Brian Gomez of The Roasted Bean in San Dimas also expressed uncertainty around potential impacts, but he expressed confidence that coffee lovers will continue to place their trust in the many studies that demonstrate the positive impacts of coffee consumption, as well as their coffee purveyors. “When customers ask, I give them my honest opinion and I make sure to say that it’s my opinion. Based on everything I’ve read, it is safe to drink—not only safe but beneficial. Honestly, if I didn’t believe in my heart that coffee was safe, I wouldn’t be in the coffee business.”
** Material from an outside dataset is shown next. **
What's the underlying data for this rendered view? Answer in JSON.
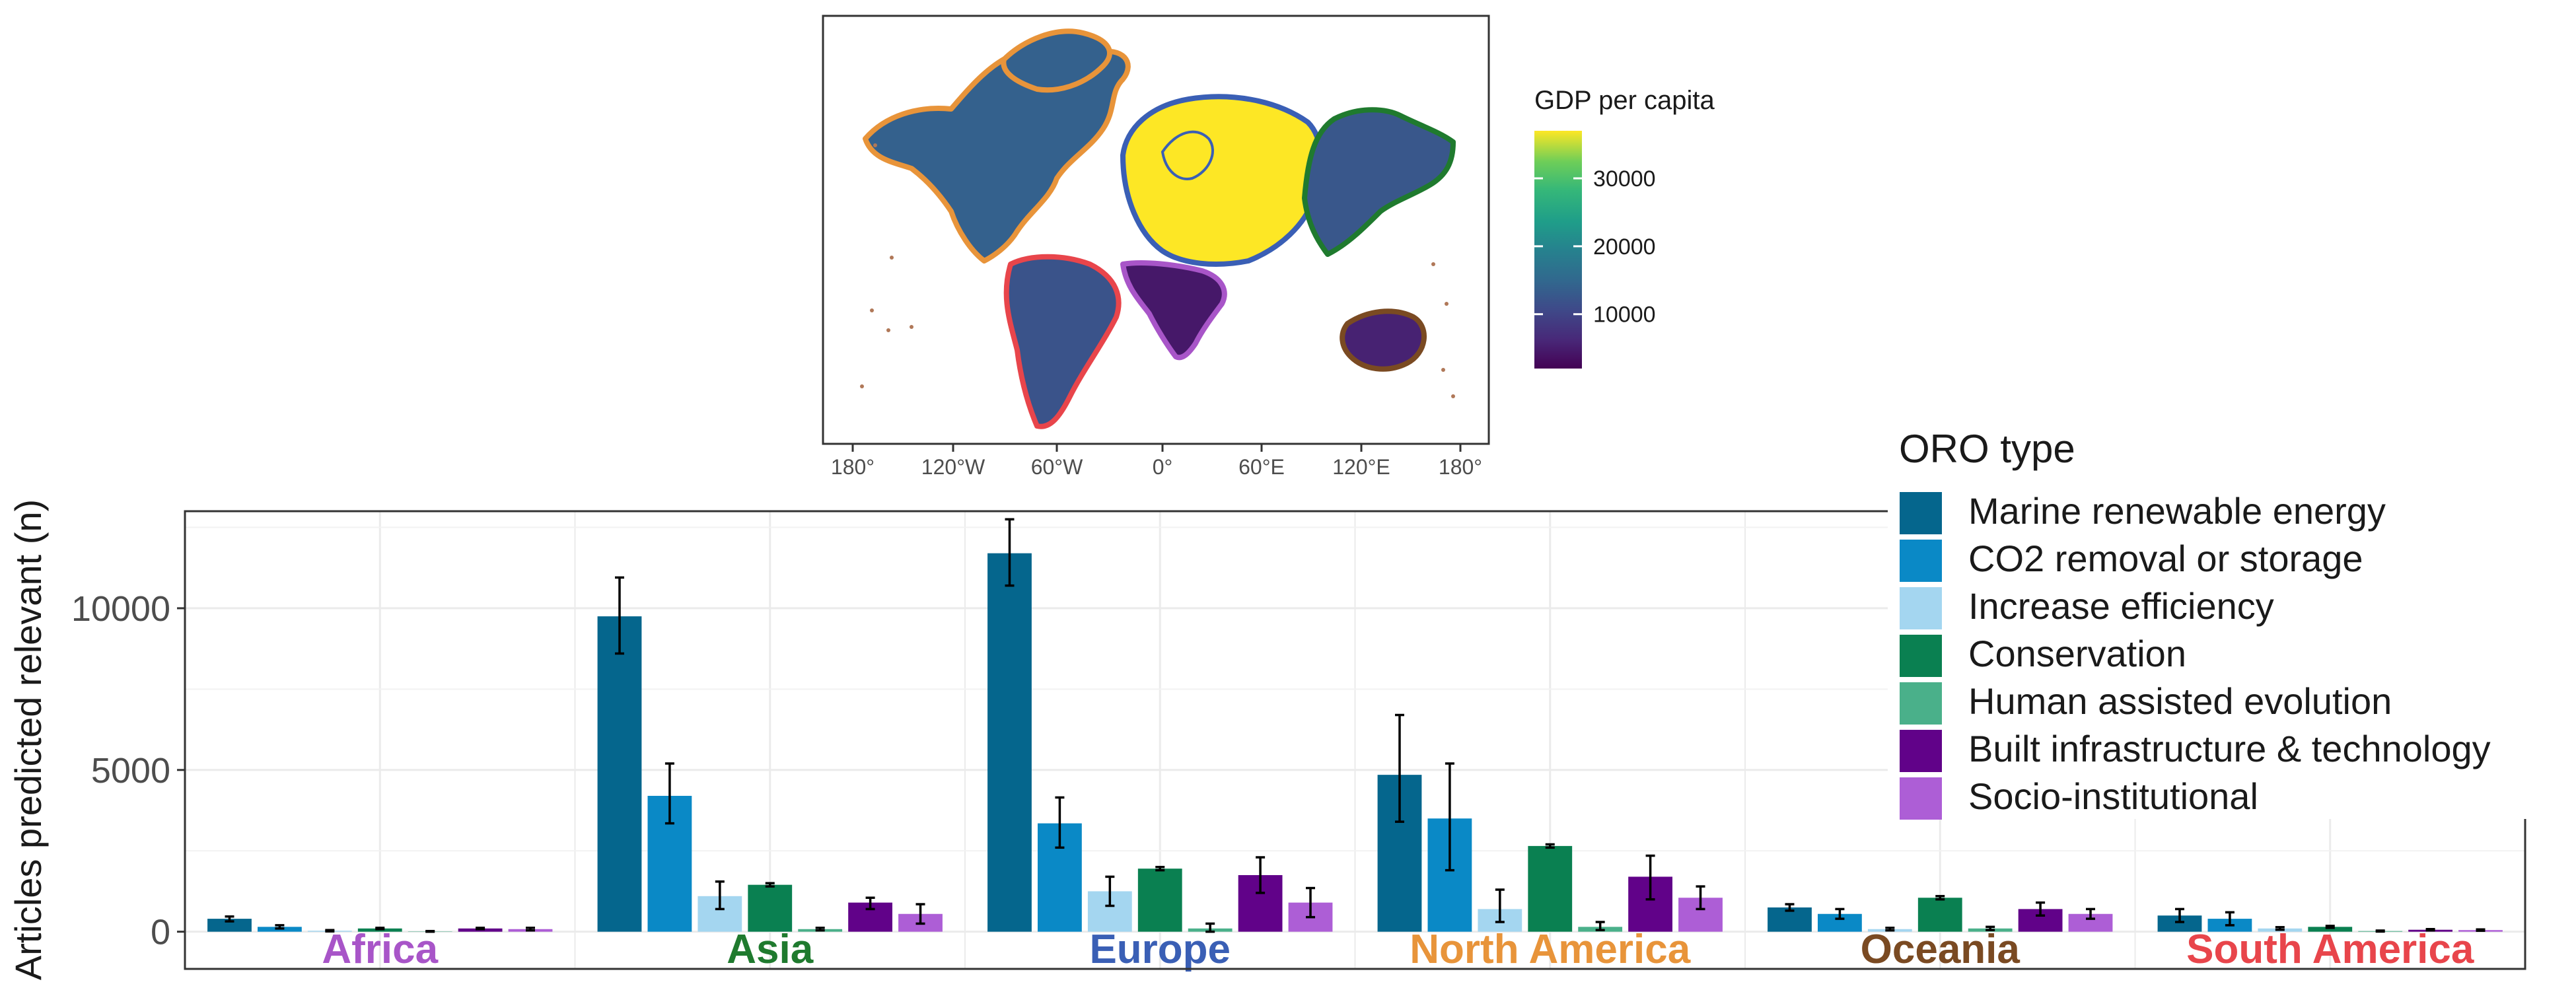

San Diego-based Cafe Virtuoso’s Savannah Phillips agrees that this likely won’t have a huge impact on whether or not current coffee consumers skip their daily brew: “I consider this a non-issue that will have very little or no impact on our business. Coffee drinkers will not change their habits because we are a pretty smart group of individuals.”

Kyle Glanville of G&B Coffee in LA expressed similar frustration at the perceived baselessness of the warning labels. “If the goal is a more informed consumer, mission not accomplished; what an incomplete story to tell consumers. I mean, that’s the thing about coffee, right? It’s almost too good to be true; you can drink so much of it every day and it only makes your life better, and it doesn’t give you cancer—that’s why we love it! It’s a unicorn product.”

Sam Sobolewski of Bartavelle Coffee and Wine Bar in Berkeley echoed the sentiment: “It would be nice if these labels reflected some sort of scientific consensus, but since they do not I will happily tell my customers that we have no idea what it’s all about.”

Wendy Warren of Chromatic Coffee in San Jose is less worried; she’s currently ahead of the game, having put up signs in her Santa Clara cafe a couple years ago. “No one has even commented on it. There’s so much good news health-wise out on coffee that we’re not expecting a change in consumption, just the added cost due to labeling changes.”

Both Glanville and Konecny expressed hopes to see major coffee trade organizations take on the battle of appealing this—as NCA has stated they may—and providing the necessary resources for small companies to get organized. “It feels like if you want to do business you’re just in open water surrounded by sharks,” said Glanville, expressing frustration that a safe, beneficial product like coffee could be targeted as a safety concern while dangerous weapons still abound on the open market. “There are people out there who litigate for a living, and right now it seems like small companies could end up very exposed without the resources to protect themselves.”

It’s early days yet, but the people who will face the real impacts of this new legislation have legitimate concerns around how this will affect not only their costs and operations, but also the public perception of coffee in the long run. But, despite the challenges this ruling may bring, each of the business owners I spoke with are hopeful that no matter what, coffee drinkers will continue to follow the research and enjoy their favorite caffeinated beverage, warning sign be damned.